Calling in “The Wisemen” on a Wayward Spirit of Christmas

WisemenThere’s a lot to laugh about in the comedy-musical The Wisemen (at ACT Theatre through December 22; tickets): the story of the Wisemen Law Firm (Goldberg, Frankenstein, and Murray) is an extended riff on “It Ain’t Necessarily So,” focusing in this instance on what you’ve been told about the Nativity. It’s both gleefully profane and absurd, opening with a song-and-dance commercial for their sponsor, the Puerto Rican restaurant La Isla.

In the course of the evening (overstuffed at an hour and forty-five minutes) a simple paternity suit to determine the parentage of the infant Jesus Christ widens to involve the a gangsta Easter Bunny, the Pope (complete with fabulous hat), and Santa Claus, who, naturally, has ties to Big Oil.

Backed by a three-piece band (Bryant Moore, composer/songwriter and musician; Cameron Peace, guitar; and Sam Esecson, drums), Goldberg (David Bestock), Frankenstein (Gavin Cummins), and Murray (Matt Fulbright) try to discover for a suspicious Joseph (Eli Rosenblatt) who exactly Mary (Dorcas Lewis) managed to conceive a child with.

That they do this while singing songs that sound like klezmer, hip-hop, funk, and salsa adds to the show’s charm, along with the cleverness of Moore’s lyrics [Correction: Eli Rosenblatt and David Bestock wrote the music and lyrics], which will have have you hanging on most every word. As directed by Mathew Wright and choreographed by Ricki Mason, it’s at times hilariously inventive (there’s a camel made of stools, a ’60s LSD-tinged number for Lewis, and a daytime courtroom TV show send-up). It also takes awhile to get to its feet, as the law firm members each get a big number to introduce themselves (all are Jewish, but one’s a Ukrainian cowboy and one’s Irish).
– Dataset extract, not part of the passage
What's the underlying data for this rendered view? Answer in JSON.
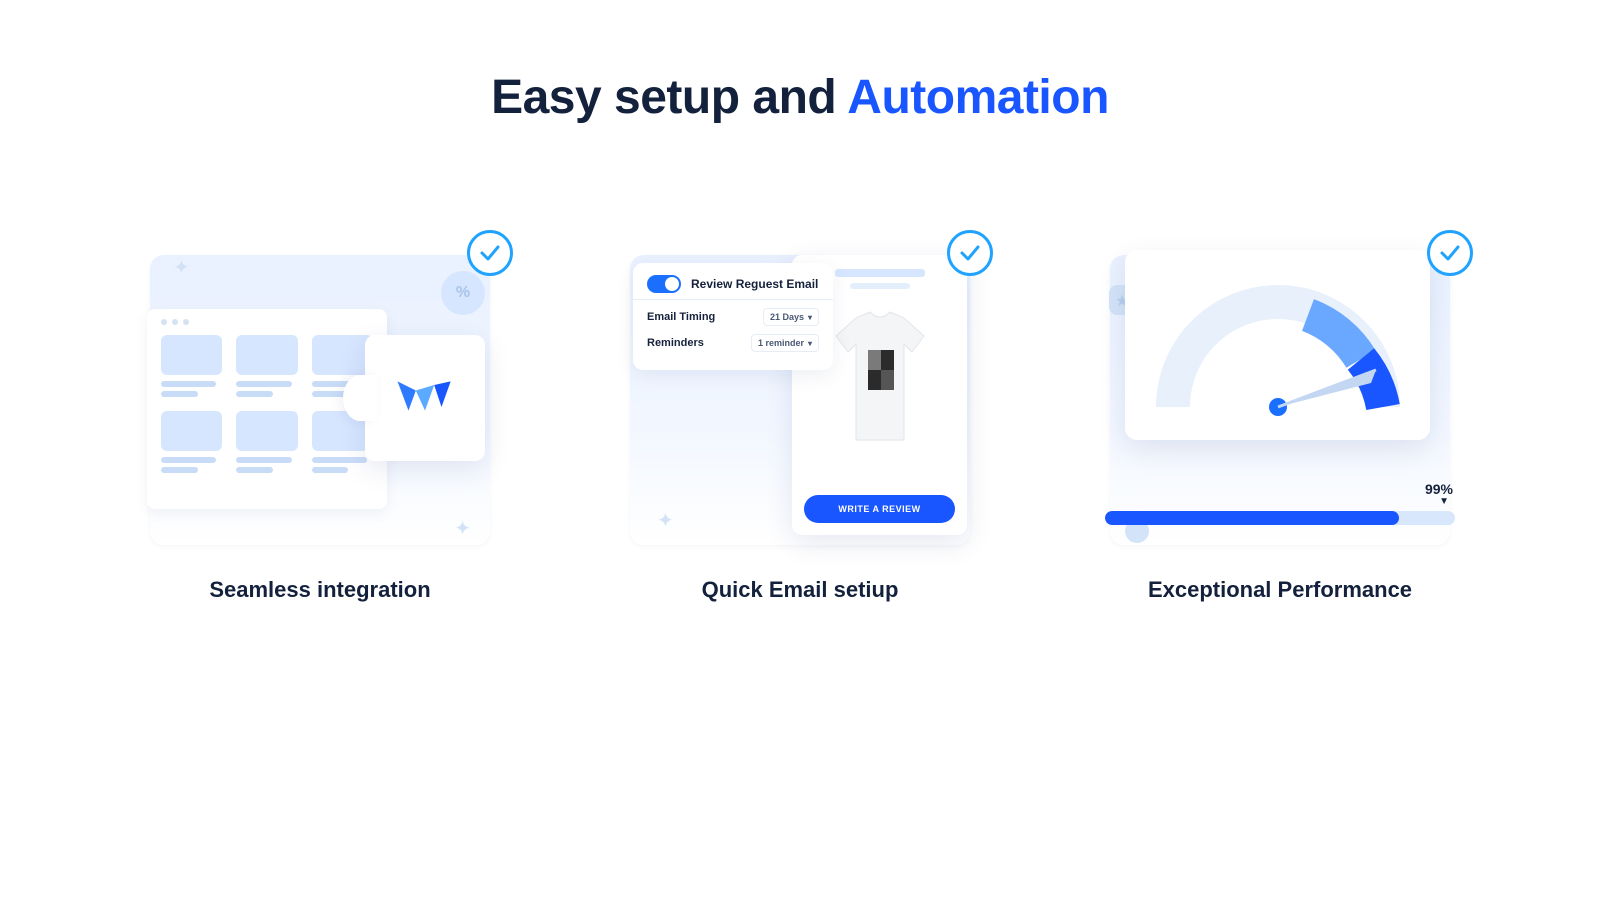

I don’t think most Christians would be put off by the show’s indictment of Santa Claus as a consumerist junkie who needs regular toy “fixes” to keep it together, but this isn’t a show about restoring the Nativity to pride of place, either. It turns out that Mary really gets around, and the belabored treatment of this discovery (specifically the interviews with her exes where they reminisce about doing her) eventually begins to feel like someone has issues that musical comedy can’t resolve.

You don’t have to be Christian to find this set-up tiresome. If you’ve heard one joke about virgin birth you’ve heard that one before, and for another, there’s only so much comedy in slut-shaming these days. Another line-walking bit is that of a limp-wristed proprietor who, so far as I can tell, is supposed to be funny because super-fey and yet also slept with Mary. These unfunny, awkward moments mar an otherwise likably dyspeptic show.